Interviewing is useful for nonfiction and fiction writers. When we interview, we are researching, digging for information. What we ask about might not always be pretty or even seem relevant to our subject or to an audience. We are excavating raw material for our work, an entertainment we will craft later, something that will be effective if our raw material here, at this stage, is good.

Mining for Words
The raw materials we’re seeking are words. That’s what we will put on the page and those are what we’ll count on to engage our reader. We know that those words will have to be concrete and dynamic. We want to have concrete sensory information in our work, because that is what evokes imaginative experience for our reader. We will want to lead our interview subjects toward these concrete details as much as possible while giving them free reign to express their opinions and feelings, which, in terms of our information gathering, is less valuable for us, but can be crucial in its moment.
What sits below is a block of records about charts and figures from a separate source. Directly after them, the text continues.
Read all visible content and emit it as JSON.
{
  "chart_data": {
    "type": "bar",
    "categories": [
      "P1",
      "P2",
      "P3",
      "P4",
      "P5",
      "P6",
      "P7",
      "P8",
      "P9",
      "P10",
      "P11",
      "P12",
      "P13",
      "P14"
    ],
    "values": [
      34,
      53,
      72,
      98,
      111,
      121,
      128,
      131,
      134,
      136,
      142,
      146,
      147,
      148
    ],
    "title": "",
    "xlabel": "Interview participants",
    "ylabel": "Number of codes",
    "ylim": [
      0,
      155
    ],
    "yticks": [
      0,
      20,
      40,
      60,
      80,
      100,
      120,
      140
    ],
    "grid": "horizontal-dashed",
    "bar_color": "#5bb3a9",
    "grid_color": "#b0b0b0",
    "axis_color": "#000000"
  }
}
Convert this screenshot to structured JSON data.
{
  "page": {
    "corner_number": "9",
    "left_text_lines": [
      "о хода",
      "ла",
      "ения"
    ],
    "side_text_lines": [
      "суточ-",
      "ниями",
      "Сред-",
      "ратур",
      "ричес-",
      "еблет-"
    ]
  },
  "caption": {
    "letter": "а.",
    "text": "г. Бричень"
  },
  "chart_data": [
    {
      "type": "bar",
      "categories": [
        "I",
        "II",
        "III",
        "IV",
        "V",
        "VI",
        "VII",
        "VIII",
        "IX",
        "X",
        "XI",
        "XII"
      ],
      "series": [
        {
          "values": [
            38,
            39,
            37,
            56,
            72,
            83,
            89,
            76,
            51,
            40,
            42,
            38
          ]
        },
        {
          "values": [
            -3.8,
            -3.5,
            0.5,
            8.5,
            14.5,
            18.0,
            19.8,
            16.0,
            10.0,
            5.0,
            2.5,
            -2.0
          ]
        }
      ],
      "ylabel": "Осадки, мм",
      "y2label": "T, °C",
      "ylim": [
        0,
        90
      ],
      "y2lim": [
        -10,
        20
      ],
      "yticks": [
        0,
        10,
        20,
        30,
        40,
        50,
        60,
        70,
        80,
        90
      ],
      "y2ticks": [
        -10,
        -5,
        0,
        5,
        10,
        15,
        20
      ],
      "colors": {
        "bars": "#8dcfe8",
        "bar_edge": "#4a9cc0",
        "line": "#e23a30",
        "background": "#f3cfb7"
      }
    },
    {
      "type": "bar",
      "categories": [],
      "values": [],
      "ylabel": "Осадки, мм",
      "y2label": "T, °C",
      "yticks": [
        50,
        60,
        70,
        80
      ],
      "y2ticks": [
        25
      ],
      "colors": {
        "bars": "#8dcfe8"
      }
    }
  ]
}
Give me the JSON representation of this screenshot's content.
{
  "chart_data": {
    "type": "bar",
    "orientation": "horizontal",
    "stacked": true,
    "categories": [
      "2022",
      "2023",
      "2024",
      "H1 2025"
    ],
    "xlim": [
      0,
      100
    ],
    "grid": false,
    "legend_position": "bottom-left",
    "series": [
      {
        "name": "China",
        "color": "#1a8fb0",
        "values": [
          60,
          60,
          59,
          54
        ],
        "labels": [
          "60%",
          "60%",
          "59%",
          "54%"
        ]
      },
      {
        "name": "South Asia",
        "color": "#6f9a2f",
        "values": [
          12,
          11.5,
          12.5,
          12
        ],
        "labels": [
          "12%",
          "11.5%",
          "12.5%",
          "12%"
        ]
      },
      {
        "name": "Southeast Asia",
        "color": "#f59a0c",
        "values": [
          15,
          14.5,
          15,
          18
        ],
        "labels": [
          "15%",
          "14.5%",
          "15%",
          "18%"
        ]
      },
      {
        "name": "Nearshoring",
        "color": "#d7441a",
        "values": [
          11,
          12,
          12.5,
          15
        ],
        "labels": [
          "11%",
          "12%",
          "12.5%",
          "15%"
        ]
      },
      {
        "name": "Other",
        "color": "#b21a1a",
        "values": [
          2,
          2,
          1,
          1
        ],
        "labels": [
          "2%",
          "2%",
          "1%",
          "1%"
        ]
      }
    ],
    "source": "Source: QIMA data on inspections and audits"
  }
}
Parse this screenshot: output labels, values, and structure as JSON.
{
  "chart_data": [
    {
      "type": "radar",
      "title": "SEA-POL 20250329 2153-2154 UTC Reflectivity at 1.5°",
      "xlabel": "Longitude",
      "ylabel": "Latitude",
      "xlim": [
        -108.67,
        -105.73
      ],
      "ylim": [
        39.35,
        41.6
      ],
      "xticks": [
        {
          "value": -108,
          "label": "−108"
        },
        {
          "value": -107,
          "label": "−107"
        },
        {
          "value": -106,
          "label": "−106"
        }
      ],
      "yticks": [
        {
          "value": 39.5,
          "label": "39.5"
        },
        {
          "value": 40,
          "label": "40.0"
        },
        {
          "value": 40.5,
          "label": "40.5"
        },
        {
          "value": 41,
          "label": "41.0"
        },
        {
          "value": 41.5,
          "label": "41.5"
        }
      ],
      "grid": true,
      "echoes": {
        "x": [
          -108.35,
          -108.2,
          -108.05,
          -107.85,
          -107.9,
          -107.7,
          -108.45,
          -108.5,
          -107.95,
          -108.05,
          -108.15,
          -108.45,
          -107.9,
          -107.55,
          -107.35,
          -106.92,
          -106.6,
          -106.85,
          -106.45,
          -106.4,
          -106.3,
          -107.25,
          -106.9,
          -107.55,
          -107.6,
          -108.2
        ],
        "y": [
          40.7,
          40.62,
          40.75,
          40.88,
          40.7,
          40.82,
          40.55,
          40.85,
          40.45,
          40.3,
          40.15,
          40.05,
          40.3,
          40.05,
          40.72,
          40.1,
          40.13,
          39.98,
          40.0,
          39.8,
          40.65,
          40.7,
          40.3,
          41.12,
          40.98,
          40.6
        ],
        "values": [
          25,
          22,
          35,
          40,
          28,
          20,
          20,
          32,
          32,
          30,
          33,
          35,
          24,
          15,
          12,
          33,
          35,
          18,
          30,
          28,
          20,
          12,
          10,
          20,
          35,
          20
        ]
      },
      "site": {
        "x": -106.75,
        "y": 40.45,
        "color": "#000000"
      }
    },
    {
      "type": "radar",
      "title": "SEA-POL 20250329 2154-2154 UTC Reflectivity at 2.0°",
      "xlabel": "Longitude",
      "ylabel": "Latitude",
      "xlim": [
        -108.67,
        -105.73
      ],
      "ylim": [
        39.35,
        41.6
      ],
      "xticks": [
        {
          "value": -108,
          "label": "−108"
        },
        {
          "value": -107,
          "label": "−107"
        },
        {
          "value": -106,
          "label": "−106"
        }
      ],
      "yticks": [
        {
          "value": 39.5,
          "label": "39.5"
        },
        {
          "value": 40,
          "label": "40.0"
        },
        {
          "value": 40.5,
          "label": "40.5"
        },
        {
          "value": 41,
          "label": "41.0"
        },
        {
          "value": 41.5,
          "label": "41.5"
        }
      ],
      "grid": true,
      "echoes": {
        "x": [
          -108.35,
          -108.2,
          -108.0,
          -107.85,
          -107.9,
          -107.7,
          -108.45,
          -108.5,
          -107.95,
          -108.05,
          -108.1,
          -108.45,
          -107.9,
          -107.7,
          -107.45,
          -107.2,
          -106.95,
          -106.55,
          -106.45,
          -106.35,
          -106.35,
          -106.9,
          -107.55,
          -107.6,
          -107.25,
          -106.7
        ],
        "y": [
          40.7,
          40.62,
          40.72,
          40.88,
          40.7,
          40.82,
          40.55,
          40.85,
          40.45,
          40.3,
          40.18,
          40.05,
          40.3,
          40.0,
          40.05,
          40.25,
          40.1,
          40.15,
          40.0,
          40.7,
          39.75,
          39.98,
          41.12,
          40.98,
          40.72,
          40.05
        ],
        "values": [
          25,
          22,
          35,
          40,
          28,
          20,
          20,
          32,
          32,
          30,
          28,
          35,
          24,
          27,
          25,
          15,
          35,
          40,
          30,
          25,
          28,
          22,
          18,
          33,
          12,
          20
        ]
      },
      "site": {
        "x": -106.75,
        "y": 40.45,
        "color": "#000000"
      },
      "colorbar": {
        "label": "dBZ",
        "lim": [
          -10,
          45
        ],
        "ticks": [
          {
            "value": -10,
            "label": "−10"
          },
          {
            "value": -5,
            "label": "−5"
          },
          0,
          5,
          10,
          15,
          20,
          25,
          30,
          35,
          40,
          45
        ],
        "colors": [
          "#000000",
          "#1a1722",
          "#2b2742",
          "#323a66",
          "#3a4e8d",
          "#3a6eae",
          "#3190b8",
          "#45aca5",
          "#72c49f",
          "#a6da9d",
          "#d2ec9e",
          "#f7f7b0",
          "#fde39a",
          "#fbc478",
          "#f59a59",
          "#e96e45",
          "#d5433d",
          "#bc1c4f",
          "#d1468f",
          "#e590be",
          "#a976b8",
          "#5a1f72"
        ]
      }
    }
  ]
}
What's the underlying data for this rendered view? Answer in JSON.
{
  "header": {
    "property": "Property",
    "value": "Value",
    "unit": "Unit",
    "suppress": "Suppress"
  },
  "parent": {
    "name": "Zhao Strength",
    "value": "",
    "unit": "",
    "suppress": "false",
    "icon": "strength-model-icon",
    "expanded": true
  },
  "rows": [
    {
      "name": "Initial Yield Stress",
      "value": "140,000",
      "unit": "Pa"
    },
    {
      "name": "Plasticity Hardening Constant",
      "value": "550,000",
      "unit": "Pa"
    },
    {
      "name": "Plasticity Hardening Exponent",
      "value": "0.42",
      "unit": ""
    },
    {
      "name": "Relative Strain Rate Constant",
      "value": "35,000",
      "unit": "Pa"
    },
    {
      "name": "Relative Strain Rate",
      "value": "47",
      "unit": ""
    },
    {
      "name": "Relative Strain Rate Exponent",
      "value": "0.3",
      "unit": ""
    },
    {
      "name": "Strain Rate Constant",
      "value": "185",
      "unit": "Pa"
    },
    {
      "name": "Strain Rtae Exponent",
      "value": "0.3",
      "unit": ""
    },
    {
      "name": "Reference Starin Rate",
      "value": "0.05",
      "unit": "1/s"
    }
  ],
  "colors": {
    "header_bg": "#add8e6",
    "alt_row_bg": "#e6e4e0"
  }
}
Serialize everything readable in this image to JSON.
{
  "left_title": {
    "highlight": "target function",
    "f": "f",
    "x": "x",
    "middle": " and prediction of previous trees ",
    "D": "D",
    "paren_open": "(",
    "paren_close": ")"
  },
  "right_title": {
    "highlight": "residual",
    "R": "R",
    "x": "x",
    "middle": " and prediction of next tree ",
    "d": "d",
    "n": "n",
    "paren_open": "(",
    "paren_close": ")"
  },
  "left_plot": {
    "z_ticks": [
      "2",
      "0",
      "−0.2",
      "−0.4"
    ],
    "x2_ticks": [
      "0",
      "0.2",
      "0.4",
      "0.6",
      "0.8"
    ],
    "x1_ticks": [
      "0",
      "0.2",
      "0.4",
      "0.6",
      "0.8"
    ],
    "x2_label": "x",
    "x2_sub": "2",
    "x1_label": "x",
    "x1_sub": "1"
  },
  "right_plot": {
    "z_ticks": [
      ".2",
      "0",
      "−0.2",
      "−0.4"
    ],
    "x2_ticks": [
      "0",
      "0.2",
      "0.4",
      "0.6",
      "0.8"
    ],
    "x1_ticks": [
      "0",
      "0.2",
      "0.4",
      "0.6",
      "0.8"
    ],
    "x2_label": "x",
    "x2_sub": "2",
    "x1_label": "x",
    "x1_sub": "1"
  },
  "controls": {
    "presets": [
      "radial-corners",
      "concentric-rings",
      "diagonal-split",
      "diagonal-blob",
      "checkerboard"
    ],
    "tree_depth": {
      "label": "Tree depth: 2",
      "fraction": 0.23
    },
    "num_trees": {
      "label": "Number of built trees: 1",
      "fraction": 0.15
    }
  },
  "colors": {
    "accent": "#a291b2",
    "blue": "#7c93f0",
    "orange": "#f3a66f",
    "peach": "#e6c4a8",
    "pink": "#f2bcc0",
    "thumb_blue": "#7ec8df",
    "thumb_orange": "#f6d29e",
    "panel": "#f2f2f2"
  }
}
It is OK and even good to interrupt your interview subject (you have to gauge this) to ask about sensory details—it can even be beneficial because sensory details inspire the imagination by driving the subject back into lived experience.

Ask questions that are specific and yield detailed information. Stick to the facts of scene: specific people, specific place, and specific time. Gently move from subjective information, summaries and conclusions, to objective information about experience. Ask “Where were you then?” “What were you doing?” Entering questions generally and then getting specific can work well. For example, you could ask, “Who were you with?” Then, “What kind of man was he?” Then, “What did he look like?” Then, “Did he have any quirks? Was there something he always did?” Always move toward detail.

An Interview Trick
Because I know I am mining for concrete detail and dynamic relationships, I split my note paper into three (I also tape record). At the top of my paper, I concentrate on “process,” what happened in order, with attention to the detail of action moment to moment. In one lower box I write down all the nouns I hear. I’ll want to follow up on these for more detail. For example, my subject might say, “I walked along the street.” I’ll want to ask some detailed questions about that street because I want to recreate it in the imagination of my reader. In the other box, I’ll write, “Dynamics.” These are the verbs—the relationships between things. If my subject mentions his father, I’ll ask about the relationship of the subject with the father. “Did you like him?” “Did you get along?” As you follow these questions of dynamic relationship keep asking “Why?” This can be a little aid, but choose methods that work for you.

They are the Subject and You are the Story-teller
Keep in mind that interview subjects think they get to tell the story. I’ll suggest that that isn’t the case. You are the writer. That is your job. Steer your subject away from analysis and meaning. You get the material and then you find and craft the story.

In interview we are doing research. We are looking for information, but we are also considering the voice. We want to get what the person says and how they say it. Notice too that most people tend to have conversational patterns. They might respond consistently in the negative or move from specific to vague. These patterns not only convey information but also character. We know information is important to our work, but the voice and manner of the interview subject will also be important if we quote the material and develop character.

Mirror information back to your subject so that your subject knows you are hearing accurately. Then tack on further questions. You will want to be recursive but also move forward. Interviewing is an art. It takes practice. It is flattering to your subject to get back to them with follow up questions, so don’t worry about covering everything your first time around. Try to stay conscious of gaps in logic, chronological gaps, and omitted details—ask about them. This is where the gold is.

Interviewing Yourself
Now a big idea: When you are writing about personal experience, interview yourself. Don’t just work from memory. Your personal history is a type of research material, but it is a poor one if what you are doing is not digging into the past but instead simply remembering in the present. Do that little trick with the paper, separating it into three to inspire some questions. Delving into detail will inspire your imagination and help you see the past more clearly. And don’t let yourself off the hook. You’ll probably be your toughest subject. Good luck.